The Obama administration is denying a report the White House initially covered up accounts that a volunteer with the president’s advance team in Colombia for a 2012 summit might have had a prostitute as an overnight guest.
White House staff were cleared of any wrongdoing in the incident, spokesman Josh Earnest said in a Twitter posting today after a story was published by the Washington Post.
“A bipartisan committee report released in April rejected the accusation of a coverup,” Earnest said in the posting.
The newspaper reported that administration officials, including then-White House Counsel Kathryn Ruemmler, were given “hotel records and firsthand accounts,” the same type of information the Secret Service and the U.S. military used to to determine who was involved in misconduct during preparations for a summit meeting.
The Post said Ruemmler was given the information about allegations involving the White House advance team twice in the weeks following the scandal and that “each time, she and other presidential aides conducted an interview with the advance-team member and concluded that he had done nothing wrong.”
Ruemmler, 43, who left the White House counsel’s job in June after serving three years, is widely considered one of Obama’s top candidates to replace Attorney General Eric Holder, who has said he will resign as soon as a replacement is confirmed. She didn’t respond to requests for comment, the newspaper said.
Security Breaches
The disclosures about the prostitution scandal follow a series of recent security breaches by the Secret Service that will be the topic of a House panel’s public and classified hearings in November, a group of bipartisan lawmakers said.
The chairman of the House Judiciary Committee, Representative Bob Goodlatte of Virginia, and the top Democrat, Representative John Conyers of Michigan, joined by other lawmakers, wrote to the acting director of the Secret Service, John Clancy, demanding answers about recent security breaches.
They cited, among others, a fence jumper who made it inside the executive mansion and an armed security contractor with a criminal record who was allowed on an elevator with the president.
“We are deeply concerned with the service’s ability to effectively identify, intercept and disrupt threats to the president of the United States,” the lawmakers said in a statement.
Director Resigns
Julia Pierson, the first woman to lead the agency in charge of protecting the president, resigned Oct. 1 amid mounting criticism over a series of security lapses. Clancy was named as an interim replacement. Pierson replaced Mark Sullivan, who was in charge of the Secret Service at the time of the incident in Colombia.
In the prostitution investigation, Ruemmler’s main role involved reviewing records and conducting interviews, the Post reported. She thought it would be “insane” to send a team to Colombia to investigate a volunteer over something that’s not a criminal act in parts of that country, the newspaper said, citing an unnamed administration official.

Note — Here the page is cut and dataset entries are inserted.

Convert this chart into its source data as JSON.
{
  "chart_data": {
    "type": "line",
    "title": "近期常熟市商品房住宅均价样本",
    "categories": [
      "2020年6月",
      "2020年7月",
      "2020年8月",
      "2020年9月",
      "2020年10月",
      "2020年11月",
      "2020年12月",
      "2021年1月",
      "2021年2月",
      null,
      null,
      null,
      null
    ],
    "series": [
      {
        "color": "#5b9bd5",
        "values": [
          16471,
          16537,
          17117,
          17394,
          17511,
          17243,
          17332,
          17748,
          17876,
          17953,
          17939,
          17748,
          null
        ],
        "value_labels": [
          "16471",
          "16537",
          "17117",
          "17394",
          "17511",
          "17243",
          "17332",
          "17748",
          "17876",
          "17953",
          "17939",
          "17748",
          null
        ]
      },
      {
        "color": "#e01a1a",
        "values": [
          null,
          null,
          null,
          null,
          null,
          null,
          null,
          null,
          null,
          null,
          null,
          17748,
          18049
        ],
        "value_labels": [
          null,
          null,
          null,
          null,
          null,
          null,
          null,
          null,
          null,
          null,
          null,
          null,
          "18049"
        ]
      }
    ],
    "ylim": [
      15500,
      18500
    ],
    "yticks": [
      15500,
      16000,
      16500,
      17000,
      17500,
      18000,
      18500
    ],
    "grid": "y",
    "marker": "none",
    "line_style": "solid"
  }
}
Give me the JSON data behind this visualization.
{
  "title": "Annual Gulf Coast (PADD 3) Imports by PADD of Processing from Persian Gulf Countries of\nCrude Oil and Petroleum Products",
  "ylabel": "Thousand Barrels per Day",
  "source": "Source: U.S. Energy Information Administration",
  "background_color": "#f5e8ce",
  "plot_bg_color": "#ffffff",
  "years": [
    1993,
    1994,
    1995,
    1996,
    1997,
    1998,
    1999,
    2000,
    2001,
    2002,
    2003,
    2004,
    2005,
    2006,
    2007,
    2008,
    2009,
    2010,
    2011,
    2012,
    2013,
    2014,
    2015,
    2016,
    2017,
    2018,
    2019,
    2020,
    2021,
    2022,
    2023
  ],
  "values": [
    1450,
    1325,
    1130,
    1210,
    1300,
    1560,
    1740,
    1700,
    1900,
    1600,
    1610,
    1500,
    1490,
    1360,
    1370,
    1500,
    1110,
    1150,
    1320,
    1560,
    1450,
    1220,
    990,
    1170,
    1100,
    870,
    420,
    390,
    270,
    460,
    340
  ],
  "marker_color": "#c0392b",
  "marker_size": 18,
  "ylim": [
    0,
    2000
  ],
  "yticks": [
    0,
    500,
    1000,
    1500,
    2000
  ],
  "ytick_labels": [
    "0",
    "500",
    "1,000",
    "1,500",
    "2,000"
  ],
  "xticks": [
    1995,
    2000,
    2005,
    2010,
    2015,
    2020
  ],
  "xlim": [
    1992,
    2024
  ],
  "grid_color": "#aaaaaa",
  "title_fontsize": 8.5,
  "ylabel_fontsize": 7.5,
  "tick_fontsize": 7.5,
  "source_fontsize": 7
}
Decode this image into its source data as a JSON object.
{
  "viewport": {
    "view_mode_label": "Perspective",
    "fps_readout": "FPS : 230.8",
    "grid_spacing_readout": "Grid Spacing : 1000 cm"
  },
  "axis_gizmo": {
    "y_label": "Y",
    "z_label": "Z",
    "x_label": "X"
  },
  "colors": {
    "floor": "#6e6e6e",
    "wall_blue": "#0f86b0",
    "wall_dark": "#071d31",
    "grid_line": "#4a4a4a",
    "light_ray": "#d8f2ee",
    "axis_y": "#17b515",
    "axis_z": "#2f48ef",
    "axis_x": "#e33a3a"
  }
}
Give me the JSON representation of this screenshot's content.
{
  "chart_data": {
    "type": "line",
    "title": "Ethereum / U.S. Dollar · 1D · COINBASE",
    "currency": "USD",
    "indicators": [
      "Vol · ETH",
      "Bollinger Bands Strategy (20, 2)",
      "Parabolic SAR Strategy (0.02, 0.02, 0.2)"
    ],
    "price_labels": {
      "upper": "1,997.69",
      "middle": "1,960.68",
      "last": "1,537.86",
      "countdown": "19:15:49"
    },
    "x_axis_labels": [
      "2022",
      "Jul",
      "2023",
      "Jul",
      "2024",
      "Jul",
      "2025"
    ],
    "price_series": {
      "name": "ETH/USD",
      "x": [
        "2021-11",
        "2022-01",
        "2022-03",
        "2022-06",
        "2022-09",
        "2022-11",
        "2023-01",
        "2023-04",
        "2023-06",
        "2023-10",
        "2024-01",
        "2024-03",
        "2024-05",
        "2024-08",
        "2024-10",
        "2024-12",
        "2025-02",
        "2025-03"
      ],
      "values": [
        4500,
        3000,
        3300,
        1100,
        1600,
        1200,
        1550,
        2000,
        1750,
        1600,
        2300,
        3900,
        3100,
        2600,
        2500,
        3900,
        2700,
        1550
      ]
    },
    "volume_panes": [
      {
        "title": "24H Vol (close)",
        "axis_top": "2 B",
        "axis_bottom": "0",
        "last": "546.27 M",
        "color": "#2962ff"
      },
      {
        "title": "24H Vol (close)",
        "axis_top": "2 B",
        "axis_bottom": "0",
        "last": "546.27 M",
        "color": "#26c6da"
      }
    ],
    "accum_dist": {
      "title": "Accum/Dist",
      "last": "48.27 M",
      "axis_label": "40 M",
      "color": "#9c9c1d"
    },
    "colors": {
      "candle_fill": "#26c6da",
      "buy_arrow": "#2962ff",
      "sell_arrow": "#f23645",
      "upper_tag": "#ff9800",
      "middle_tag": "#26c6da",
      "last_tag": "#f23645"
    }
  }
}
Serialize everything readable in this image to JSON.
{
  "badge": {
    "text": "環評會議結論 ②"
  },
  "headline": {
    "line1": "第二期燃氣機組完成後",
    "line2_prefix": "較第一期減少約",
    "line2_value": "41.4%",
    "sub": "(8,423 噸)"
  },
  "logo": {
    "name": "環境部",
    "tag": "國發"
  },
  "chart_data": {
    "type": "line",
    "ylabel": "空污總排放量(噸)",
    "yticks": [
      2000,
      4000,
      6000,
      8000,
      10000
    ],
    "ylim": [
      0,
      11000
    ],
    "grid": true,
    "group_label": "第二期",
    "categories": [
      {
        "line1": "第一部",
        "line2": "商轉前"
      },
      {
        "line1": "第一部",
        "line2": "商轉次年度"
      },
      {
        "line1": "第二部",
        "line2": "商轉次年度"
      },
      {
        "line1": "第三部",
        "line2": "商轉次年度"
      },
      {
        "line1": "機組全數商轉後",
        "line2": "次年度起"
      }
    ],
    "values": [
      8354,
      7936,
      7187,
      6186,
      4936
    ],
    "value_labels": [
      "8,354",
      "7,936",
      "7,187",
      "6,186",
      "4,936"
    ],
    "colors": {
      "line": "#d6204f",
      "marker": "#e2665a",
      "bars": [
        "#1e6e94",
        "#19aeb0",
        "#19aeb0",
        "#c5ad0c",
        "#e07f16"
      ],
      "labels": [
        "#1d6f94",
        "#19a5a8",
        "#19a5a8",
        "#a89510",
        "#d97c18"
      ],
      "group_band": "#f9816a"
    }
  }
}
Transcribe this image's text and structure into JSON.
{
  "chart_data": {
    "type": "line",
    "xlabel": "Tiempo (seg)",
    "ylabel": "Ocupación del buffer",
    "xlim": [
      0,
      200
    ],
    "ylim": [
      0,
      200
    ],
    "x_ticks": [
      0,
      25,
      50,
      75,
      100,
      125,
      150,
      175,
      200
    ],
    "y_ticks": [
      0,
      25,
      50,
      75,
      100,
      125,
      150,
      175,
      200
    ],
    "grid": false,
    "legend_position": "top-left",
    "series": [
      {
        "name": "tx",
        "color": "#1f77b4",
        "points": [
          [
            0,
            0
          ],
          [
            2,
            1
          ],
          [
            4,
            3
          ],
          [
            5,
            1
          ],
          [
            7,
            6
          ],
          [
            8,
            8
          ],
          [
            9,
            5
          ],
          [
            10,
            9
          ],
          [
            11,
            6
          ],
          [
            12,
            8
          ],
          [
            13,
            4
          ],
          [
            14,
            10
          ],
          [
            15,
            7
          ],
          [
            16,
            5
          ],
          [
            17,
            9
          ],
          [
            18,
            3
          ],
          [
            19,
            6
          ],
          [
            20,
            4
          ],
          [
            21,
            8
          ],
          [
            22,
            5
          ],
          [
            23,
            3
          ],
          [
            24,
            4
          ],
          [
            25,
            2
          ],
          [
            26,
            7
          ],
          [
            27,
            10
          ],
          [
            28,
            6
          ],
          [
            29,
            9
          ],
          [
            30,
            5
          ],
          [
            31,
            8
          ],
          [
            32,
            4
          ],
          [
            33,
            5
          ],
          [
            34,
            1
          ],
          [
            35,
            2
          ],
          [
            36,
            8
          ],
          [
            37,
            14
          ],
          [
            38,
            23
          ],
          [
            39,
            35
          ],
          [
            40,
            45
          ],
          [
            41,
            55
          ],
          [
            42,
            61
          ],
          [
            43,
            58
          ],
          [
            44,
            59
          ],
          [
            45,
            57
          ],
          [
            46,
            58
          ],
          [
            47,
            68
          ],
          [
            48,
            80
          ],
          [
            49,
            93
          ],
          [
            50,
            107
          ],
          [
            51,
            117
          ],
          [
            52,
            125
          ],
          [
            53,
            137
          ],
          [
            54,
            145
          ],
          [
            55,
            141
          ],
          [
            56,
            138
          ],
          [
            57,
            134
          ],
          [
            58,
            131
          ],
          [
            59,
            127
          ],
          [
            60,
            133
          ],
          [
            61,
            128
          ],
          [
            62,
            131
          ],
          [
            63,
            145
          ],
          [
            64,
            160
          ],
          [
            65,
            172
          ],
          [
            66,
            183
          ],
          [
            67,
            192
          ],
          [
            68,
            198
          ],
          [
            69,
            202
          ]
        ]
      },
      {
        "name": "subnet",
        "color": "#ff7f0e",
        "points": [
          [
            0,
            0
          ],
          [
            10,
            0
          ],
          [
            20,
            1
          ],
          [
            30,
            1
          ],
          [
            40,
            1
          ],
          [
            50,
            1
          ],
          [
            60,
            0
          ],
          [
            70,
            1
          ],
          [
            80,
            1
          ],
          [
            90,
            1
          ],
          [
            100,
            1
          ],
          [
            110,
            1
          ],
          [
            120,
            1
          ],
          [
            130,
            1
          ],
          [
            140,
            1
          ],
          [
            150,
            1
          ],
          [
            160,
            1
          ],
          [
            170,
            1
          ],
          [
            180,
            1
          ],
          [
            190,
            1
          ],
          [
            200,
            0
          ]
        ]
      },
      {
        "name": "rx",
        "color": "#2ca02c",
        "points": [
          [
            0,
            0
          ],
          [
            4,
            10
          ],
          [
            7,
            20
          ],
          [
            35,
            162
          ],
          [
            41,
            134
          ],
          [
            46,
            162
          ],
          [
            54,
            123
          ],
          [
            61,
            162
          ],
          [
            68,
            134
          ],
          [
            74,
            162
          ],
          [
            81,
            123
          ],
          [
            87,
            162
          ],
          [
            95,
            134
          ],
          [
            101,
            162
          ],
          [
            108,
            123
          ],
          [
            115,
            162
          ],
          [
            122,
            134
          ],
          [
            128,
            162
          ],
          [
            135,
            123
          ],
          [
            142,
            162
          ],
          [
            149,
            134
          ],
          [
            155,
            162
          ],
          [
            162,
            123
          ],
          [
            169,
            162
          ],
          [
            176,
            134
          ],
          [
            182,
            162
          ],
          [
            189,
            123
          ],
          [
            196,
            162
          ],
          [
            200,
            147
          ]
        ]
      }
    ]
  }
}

U.S. Representative Jason Chaffetz, a Utah Republican who is a member of the House Oversight and Government Reform Committee, has requested records of Ruemmler’s review, according to the Post.
Chaffetz made the request in a letter last week to White House Chief of Staff Denis McDonough, expressing concern that “steps were taken by the administration to cover up or deflect” White House involvement in the scandal.
Among the information cited by the newspaper is that an investigator into the prostitution allegations was told to delay the report until after the 2012 midterm elections.
The Post identified the advance team member as Jonathan Dach, a 25-year-old Yale University law student and son of Leslie Dach, a Democratic donor who gave $23,900 in 2008. Jonathan Dach now works in the State Department as an adviser in the Office of Global Women’s Issues, according to the Post.